Ama görüyorum ki onları adını en sık ağzına alanlar her tartışmada
onları sorumlu tutanlar , onları eleştirenler ve suçu atanlar onların reyting
yemleri durumundalar . Onların yazılarını önce ençok onları eleştirenler
okuyor , ilk önce o kanalı onlar açıyorlar. Sonuçta kendi canavarlarını
yaratıp sonrada " Anneciğim!" diyorlar! Kendi canavarlarımızı
kendi içimizde kendimiz besliyor , sonrada bizi öldürmeleri için elimiz
kolumuz bağlı bekliyoruz . Garip ama gerçek !
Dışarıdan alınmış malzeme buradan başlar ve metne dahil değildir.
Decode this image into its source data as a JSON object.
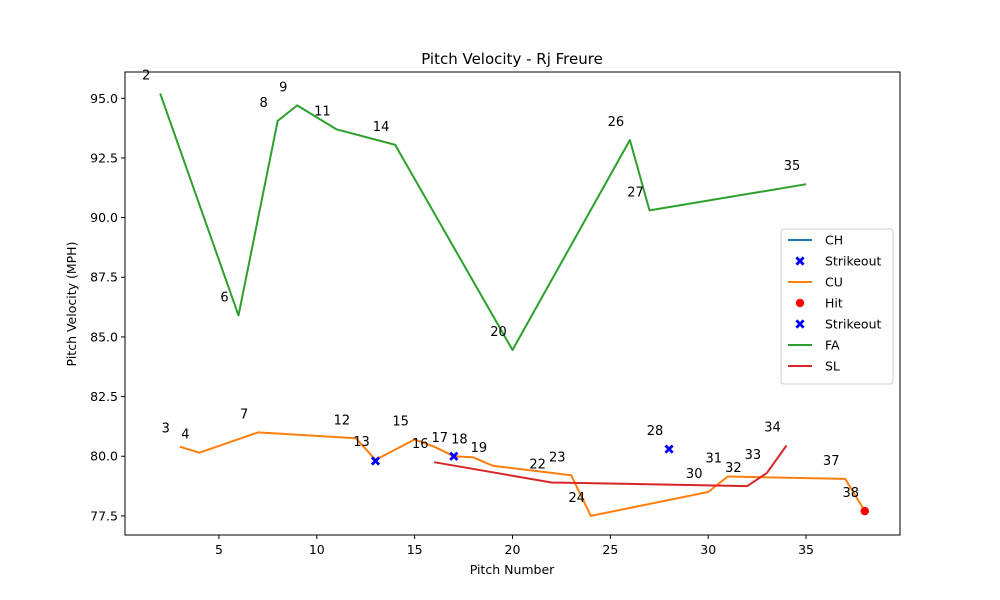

Kamu Otoritesi ve Özerk Yönetimler : Türkiye'de bu otoritelerin
gerek kanun, kural koymada , gerekse de kurala sahip çıkmada ,
uygulamada samimi ve yeterli olmadıklarının tüm çıplaklığı ile ortada
olduğunu düşünüyorum . Bir başka felekat yaşanmasını beklemeye mecbur edilmek
istemiyorum . Ancak bu konunun maalesef zor çözümlenecek ve o derecede
de önemli olduğunu düşünüyorum.
Taraftar, Yandaş yada Sporsever : Sosyal , kültürel
ve ekonomik anlamda yaşanan olumlu ve olmusuz gelişmeler toplarda ve bireylerde
birçok değişimide beraberinde getirdi . Bu süreçte dünyayla beraber
değişen futbolda kendince özel kitleler yaratmaya başladı, bu da
klasik ve eski taraftardan başka yeni tür bir taraftar profilinin
oluşmasına sebep oldu diye düşünüyorum . Bu müşteri - taraftar arası grupların
gösterdikleri yaklaşım takımların genel performaslarınıda direk olarak
etkiler nitelikler gösteriyor ( Değer yargıları , geçmiş , gelecek
vb gibi unsurlar es geçilip anlık ve günlük başarılar için
herşey mübah görülebiliyor ) . Kritik bir konu , uzmanlarca araştırılıp
, sonuçları spor otoritelerince irdelenip , negatif unsurları ortadan
kaldırmak için üzerlerine politikalar üretilmesi gerekebilir. Artık müşteriye
dönüşmüş ve tükerim ama hemen tüketim ile şartlanmış taraftar sabırsız
ve daima başarıyı beklerken aksi sürprizlerdede beklenmedik derecede tehlikeli
davranışlar gösterebiliyor. Bu süreç özellikle bizim gibi , sosyal toplumsal
ve ekonomik sıkıntılarla boğuşan ve sporun kültürel altyapısını tam olarak
kavrayamamış kitlelerce henüz yolun başında olan toplumlarda tehlikeli
boyutların yaşanmasını sağlıyor . Bu bir süreç ama bu süreçte taraftarı
bukadar çabuk istedikleri yapıya büründürenlerin bu konuda onu bilinçlendirme
sorumlulularınıda kendileri dışındaki faktörlerde aramak yerine ona sahip
çıkmları ve sorumluluklarını açık ve net olarak ifade edip ona göre strateji
ve davranış ve eylemler üretmeleri gerekmektedir.
Dolayısıyla devre araları bu tür konuların değerlenndirleceği ( başta
basın ve medaya olmak üzeri federesayonlar , kulüp birlikleri ve futbolcu
birlikleri için) bir fırsat dönemi olarak algılanıp birtakım çalışmalar
yapılabilir .
Gelişimiş , evrimleşmiş çağdaş bir futbol ve spor ülkesi olmuş Türkiye
dileğiyle , tüm sporsever dostların yeni yılını kutlarım.